NASA’s mission Curiosity greeted Mangalyaan on its arrival: “Namaste, @MarsOrbiter! Congratulations to @ISRO and India’s first interplanetary mission upon achieving Mars orbit.”

India’s Mars Orbiter Mission (MOM) named Mangalyaan was launched from Satish Dhawan Space Centre in Andhra Pradesh at 2.38 pm on 5 November 2013. It went around the earth for 25 days before embarking on a nine-month long journey and entered Mars’ orbit on 24 September.

Even as India and the world celebrate Mangalyaan’s success, here are a five interesting facts about MOM:

1) India has surprised many across the world by not only achieving the mission in its maiden attempt but also making it happen with a shoestring budget. India’s Mangalyaan was built on a budget of mere ₹450 crore or $67 million approximately, compared to NASA’s Maven space mission costing $671 million and NASA’s Curiosity costs a whopping two billion dollars.

2) With the success of the Mars Orbiter Mission, India has joined the elite club of Martian explorers – The United States, the former Soviet Union, and European Space Agency.

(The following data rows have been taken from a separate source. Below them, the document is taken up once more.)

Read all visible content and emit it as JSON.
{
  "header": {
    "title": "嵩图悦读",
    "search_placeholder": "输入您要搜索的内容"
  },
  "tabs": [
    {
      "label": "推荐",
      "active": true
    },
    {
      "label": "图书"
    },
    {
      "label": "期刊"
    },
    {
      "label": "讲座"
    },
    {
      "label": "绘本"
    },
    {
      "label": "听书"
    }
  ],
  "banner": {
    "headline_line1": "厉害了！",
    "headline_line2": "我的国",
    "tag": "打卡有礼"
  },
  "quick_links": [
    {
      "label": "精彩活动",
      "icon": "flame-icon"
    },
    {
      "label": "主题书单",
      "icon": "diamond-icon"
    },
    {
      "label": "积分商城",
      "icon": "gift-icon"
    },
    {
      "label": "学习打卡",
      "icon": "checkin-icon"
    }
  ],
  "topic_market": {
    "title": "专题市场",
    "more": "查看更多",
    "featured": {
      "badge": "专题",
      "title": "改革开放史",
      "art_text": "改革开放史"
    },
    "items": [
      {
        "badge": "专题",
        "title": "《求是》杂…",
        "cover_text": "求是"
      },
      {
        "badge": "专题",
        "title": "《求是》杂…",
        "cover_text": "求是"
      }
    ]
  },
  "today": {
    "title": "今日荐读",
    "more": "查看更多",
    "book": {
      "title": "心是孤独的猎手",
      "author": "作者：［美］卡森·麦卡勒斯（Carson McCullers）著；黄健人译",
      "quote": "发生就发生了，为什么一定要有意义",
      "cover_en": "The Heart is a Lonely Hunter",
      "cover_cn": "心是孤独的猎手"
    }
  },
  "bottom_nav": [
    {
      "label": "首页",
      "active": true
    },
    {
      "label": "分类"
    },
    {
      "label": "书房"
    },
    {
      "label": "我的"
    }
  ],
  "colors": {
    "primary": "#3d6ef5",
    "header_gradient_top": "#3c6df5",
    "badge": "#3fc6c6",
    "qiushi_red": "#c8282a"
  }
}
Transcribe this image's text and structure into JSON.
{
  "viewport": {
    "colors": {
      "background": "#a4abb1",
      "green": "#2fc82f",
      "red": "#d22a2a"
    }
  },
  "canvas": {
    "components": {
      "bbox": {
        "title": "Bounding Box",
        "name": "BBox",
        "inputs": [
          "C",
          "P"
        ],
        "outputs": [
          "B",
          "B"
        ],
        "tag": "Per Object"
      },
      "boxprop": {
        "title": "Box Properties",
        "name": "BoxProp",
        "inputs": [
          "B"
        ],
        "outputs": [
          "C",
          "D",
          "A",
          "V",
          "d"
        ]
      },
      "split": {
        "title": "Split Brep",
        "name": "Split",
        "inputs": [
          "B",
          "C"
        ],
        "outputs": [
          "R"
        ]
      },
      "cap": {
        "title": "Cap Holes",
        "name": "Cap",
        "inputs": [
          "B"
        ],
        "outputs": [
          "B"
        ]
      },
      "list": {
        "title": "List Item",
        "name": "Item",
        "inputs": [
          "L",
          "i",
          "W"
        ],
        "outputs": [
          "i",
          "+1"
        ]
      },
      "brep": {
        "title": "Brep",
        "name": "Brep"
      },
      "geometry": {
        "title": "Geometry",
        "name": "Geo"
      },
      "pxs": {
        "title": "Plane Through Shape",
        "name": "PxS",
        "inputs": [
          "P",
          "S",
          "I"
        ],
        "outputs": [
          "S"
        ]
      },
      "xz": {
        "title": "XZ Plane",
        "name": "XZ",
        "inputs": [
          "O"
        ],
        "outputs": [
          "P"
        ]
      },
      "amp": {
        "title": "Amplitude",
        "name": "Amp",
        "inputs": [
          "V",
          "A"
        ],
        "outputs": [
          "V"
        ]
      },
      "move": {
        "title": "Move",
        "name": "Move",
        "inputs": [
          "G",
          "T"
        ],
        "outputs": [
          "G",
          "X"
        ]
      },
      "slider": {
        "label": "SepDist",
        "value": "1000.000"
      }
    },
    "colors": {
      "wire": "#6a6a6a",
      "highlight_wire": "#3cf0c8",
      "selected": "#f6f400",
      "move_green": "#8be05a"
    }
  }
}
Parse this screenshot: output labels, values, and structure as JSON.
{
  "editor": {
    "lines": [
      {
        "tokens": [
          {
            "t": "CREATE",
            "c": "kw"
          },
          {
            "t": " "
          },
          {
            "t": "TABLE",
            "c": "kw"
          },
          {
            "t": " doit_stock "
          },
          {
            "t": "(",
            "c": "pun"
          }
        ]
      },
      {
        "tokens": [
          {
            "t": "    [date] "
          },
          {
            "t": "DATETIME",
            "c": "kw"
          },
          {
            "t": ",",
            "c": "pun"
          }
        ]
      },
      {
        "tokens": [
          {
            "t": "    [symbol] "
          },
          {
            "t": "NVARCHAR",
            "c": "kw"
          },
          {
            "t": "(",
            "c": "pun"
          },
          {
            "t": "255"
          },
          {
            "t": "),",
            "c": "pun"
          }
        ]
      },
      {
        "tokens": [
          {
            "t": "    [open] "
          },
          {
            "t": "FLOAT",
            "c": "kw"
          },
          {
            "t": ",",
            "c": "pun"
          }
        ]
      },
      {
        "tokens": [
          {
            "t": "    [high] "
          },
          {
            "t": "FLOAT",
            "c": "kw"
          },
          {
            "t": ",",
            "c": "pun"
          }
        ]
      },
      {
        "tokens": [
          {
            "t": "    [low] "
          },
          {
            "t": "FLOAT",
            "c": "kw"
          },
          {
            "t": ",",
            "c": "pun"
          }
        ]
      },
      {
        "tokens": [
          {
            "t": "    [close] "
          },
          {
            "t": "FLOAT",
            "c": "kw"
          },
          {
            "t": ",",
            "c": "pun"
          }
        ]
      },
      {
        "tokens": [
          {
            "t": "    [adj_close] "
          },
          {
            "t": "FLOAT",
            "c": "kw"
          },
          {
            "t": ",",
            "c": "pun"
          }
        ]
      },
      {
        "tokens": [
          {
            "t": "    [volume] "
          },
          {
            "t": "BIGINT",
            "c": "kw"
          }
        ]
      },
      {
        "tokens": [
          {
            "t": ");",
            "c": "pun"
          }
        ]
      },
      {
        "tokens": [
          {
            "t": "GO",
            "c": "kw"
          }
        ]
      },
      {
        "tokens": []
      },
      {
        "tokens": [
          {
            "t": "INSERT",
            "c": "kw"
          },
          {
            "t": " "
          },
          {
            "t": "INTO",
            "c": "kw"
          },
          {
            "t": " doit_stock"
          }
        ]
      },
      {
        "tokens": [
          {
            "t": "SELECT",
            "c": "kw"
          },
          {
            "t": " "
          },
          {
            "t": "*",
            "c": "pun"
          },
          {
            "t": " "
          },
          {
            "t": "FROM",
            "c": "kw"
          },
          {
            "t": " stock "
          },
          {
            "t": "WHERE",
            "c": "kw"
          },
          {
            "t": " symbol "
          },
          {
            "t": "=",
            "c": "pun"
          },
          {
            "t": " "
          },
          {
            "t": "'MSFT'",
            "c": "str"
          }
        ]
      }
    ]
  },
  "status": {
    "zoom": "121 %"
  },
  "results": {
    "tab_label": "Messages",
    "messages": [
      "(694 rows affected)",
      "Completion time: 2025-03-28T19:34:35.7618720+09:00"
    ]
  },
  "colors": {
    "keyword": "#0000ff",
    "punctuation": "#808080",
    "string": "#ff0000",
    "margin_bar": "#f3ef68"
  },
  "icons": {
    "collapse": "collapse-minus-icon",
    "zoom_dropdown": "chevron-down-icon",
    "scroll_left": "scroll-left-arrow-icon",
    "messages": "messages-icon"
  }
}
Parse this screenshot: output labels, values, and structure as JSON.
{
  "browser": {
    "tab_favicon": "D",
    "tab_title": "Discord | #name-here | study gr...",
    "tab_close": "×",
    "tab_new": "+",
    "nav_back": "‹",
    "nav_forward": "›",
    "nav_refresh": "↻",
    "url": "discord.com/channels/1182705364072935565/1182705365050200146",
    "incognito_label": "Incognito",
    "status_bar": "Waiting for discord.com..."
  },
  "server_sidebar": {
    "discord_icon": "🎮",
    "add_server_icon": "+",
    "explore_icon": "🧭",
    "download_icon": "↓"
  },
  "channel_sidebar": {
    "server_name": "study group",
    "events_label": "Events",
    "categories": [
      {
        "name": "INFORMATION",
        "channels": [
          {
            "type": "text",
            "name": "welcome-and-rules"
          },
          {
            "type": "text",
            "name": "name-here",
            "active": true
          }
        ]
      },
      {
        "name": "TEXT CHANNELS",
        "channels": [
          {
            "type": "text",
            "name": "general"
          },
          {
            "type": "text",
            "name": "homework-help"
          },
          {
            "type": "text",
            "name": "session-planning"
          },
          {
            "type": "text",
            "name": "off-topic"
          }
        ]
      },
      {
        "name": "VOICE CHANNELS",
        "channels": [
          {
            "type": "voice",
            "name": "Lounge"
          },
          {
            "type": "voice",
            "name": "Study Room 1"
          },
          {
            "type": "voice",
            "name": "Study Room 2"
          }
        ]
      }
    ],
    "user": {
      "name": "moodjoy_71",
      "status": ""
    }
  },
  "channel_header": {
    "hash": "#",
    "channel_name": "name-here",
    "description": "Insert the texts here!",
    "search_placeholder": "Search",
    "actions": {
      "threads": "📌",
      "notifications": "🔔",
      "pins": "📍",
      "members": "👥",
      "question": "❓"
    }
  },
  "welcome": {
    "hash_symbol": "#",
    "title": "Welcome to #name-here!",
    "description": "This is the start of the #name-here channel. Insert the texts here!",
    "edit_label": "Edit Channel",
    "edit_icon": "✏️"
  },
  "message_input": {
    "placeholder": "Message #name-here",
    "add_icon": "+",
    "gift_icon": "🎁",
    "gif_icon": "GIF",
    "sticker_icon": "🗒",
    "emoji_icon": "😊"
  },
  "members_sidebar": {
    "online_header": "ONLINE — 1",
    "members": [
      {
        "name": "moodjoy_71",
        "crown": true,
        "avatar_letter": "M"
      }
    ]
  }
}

Narendra Modi tweeted that only 21 missions have succeeded out of the 51 attempts across the world.

3) India became first Asian country to succeed in Mars mission. It may be recalled that Japan and China had failed their mission to Mars in the past.

4) Mangalyaan will circle the planet for six months as its instruments gather data, including measuring the presence of methane gas, a marker of life on the planet. It will also study the topography, morphology, mineralogy and atmosphere of Mars.

5) Built in a record 15 months, Mangalyaan is approximately the size of a Nano car. It will cover about 670 million kilometers during its 300-day marathon. The orbiter will be closest to Mars at 365 km and 80,000 km at its furthest.